Ashes-winning skipper Vaughan, now a commentator with BBC Radio’s Test Match Special, made his stinging comments as England lost seven first-innings wickets for 62 runs to be bowled out in little more than 50 overs for 205 in reply to the Proteas’ 335.

Root’s 78 was the only fifty in a meagre total that left England well behind in the game. “The England batting has been appalling,” said Vaughan, who played alongside Root’s father Matt at the Sheffield Collegiate Club in Yorkshire and has been a friend of the family since Joe was a boy.

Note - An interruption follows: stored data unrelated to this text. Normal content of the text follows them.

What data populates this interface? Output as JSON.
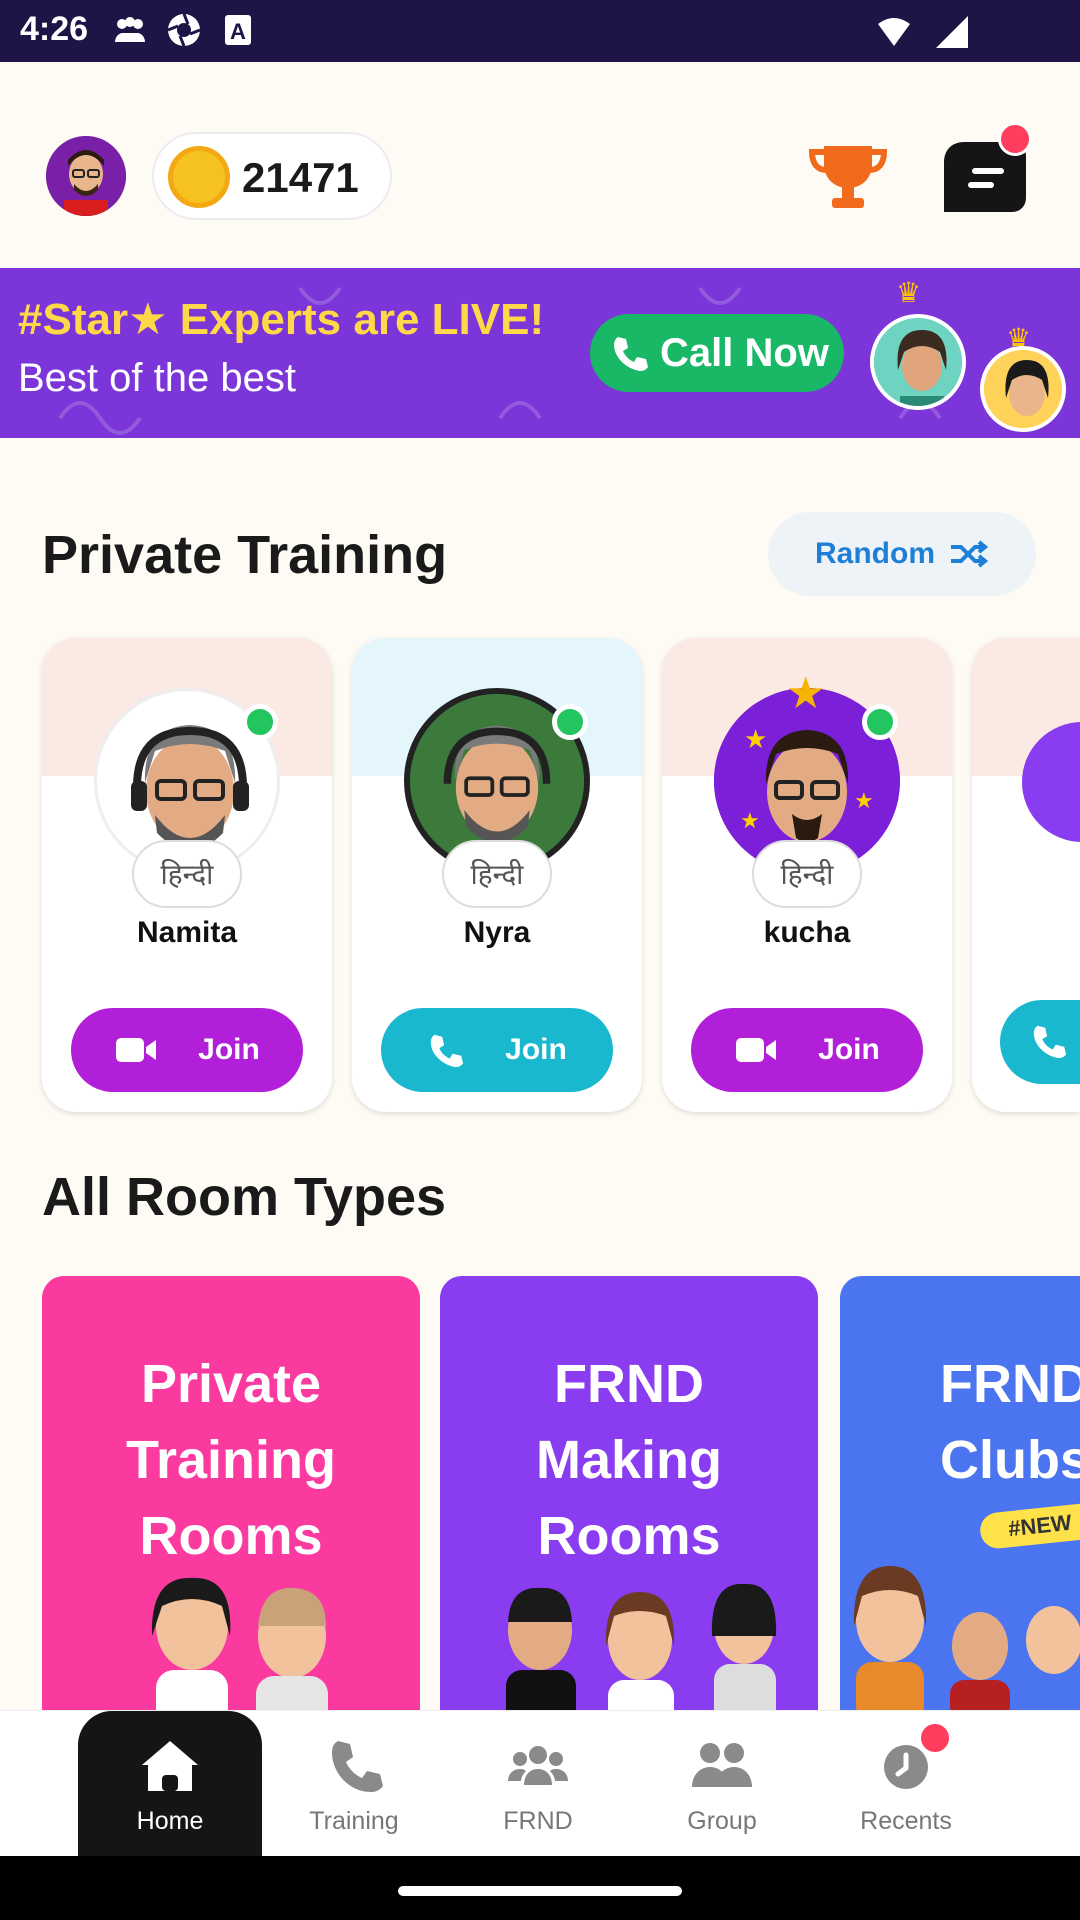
{
  "status_bar": {
    "time": "4:26",
    "icons": [
      "people-icon",
      "aperture-icon",
      "a-icon",
      "wifi-icon",
      "signal-icon"
    ]
  },
  "header": {
    "coins": "21471",
    "icons": [
      "avatar",
      "coin-icon",
      "trophy-icon",
      "chat-icon"
    ]
  },
  "banner": {
    "title": "#Star★ Experts are LIVE!",
    "subtitle": "Best of the best",
    "call_label": "Call Now"
  },
  "private_training": {
    "title": "Private Training",
    "random_label": "Random",
    "cards": [
      {
        "name": "Namita",
        "language": "हिन्दी",
        "join_label": "Join",
        "call_type": "video",
        "online": true
      },
      {
        "name": "Nyra",
        "language": "हिन्दी",
        "join_label": "Join",
        "call_type": "audio",
        "online": true
      },
      {
        "name": "kucha",
        "language": "हिन्दी",
        "join_label": "Join",
        "call_type": "video",
        "online": true
      }
    ]
  },
  "room_types": {
    "title": "All Room Types",
    "rooms": [
      {
        "title": "Private\nTraining\nRooms",
        "color": "#fb3aa0"
      },
      {
        "title": "FRND\nMaking\nRooms",
        "color": "#8a3cf0"
      },
      {
        "title": "FRND\nClubs",
        "color": "#4a74f0",
        "badge": "#NEW"
      }
    ]
  },
  "bottom_nav": {
    "items": [
      {
        "label": "Home",
        "icon": "home-icon",
        "active": true
      },
      {
        "label": "Training",
        "icon": "phone-icon",
        "active": false
      },
      {
        "label": "FRND",
        "icon": "friends-icon",
        "active": false
      },
      {
        "label": "Group",
        "icon": "group-icon",
        "active": false
      },
      {
        "label": "Recents",
        "icon": "clock-icon",
        "active": false
      }
    ]
  },
  "colors": {
    "status_bar": "#1f1446",
    "banner": "#7b35d8",
    "call_now": "#18b867",
    "join_video": "#b21fd8",
    "join_audio": "#19b8cf",
    "random_text": "#1e7fd6",
    "notification": "#ff3d5e"
  }
}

“Maybe it’s a lack of respect about what the game is,” said Vaughan, one of the leading Test batsmen of his era.

“They look like they are playing a Twenty20 game. They have this approach of attack, attack, attack. There is no thought or feeling of seeing off a bowler or wearing a team down.”

England’s second innings was even worse, with Root’s men bowled out for just 133 in pursuit of a world-record target of 474 with more than a day to spare on Monday as South Africa levelled the four-match series at 1-1. — AFP.